Unfortunately no link to the framework (yet?). Sourceforge page is just a placeholder.
Cell death avoidance, uncontrolled cell division, eventually resistance to treatment. Causes include infectious diseases. mutations (predisposing inherited vs acquired through mutagens, environment). Complete decoding of genome, transcriptome and epigenome required to understand cancer biology. (Disclaimer: might also have to include the tumour microenvironment)
Cancer genome evolution: gradual accumulation of changes until the internal control systems are overwhelmed. Think of cancer as a heterogenous group even within the same tumour (including minority variants already present which give rise to resistant subtypes). Decoding genomes helps unravel the heterogeneity and supports treatment choices, Gives an overview of Smith Genome Center projects. All tied to new developments in algorithms and methods.
Focus for this talk on recent mutation discovery in B cell lymphomas. Cancer in the lymphatic cells of the immune system, present as an enlargement of the lymph nodes, extra-nodal sites include skin, brain, bowel, bone. 55% of all blood cancers, 5% of all cancers, 43 types organized into 4 large groups (Hodgkin (4 subtypes), mature T and NK neoplasms (13), immunodeficiency associated, mature B cell neoplasms (14) — focus here on follicular and diffuse large B-cell lymphoma).
Cell type of origin for B cell malignancies seem to be diverse (different cell types in the germinal center), fundamentally different regulatory programs of development.

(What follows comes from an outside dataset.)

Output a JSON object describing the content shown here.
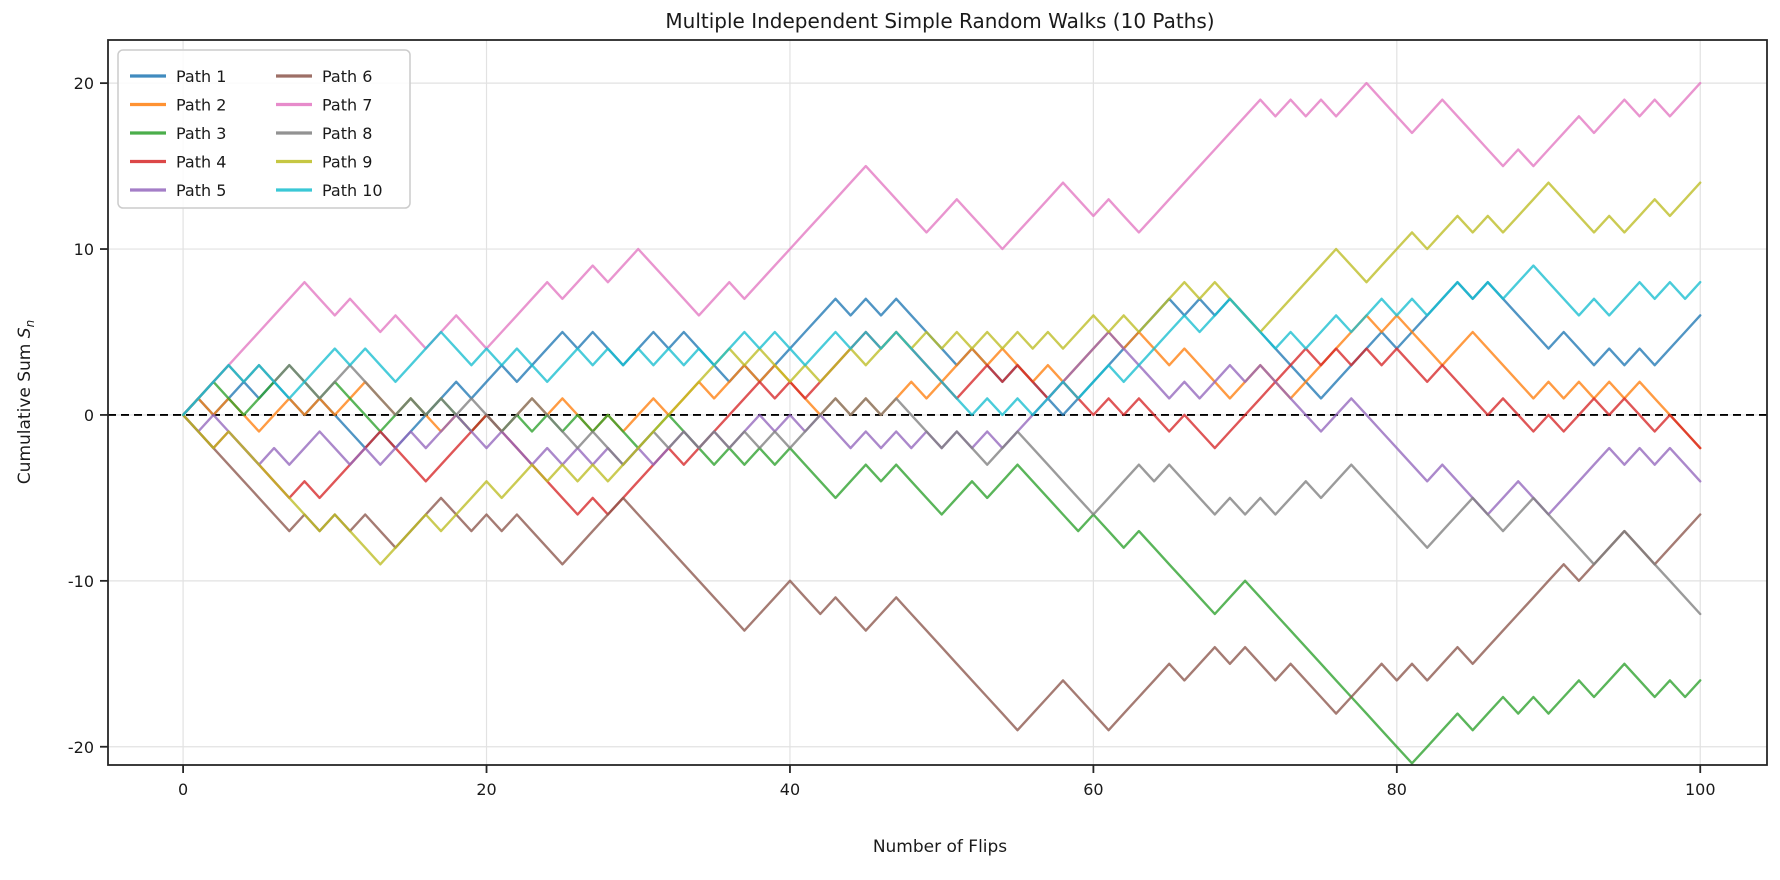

Non-hodgkin lymphoma with a 4% compound increase in diagnosis in North America, mortality also increases (unlike most other cancers). Subtypes with different gene mutation profile in terms of frequencies (follicular vs diffuse germ cell vs diffuse activated; also differ in response to treatment). 90% of follicular lymphoma (FL) with translocation between chr14/18 (BCL2 under control of an Ig promoter), not seen in ABC type at all.
Genome and exome data for a number of FLs and Diffuse Large B-cell Lymphoma (DLBCL), about 100 RNA-Seq libraries. Mutation discovery based on normal/tumour genome comparison to find somatic, tumour-specific changes yield 143 candidate genes (validated), 400 more in the pipeline. Intersect with RNA-seq, final set of 231 genes (change in the genome and at least two more hits in the RNA-seq data). No matched controls for RNA-seq, so those are filtered against the standard known mutation databases, but still a lot of ‘private’ (germ line) variation present, or include RNA-editing changes. Identify hot spots, mutations that hit the same amino acid but different parts of the codon, yields a small set of genes enriched in chromatin regulation. Focus on two particular identified genes with high mutation frequency. Check for genes with non-random distribution of changes (ie, having a selection signature), both for mutations (potentially with gain of function) and truncation (loss of function).
Is genome packaging mis-regulated in lymphomas? Potentially new therapeutic options by targeting histone modifying genes.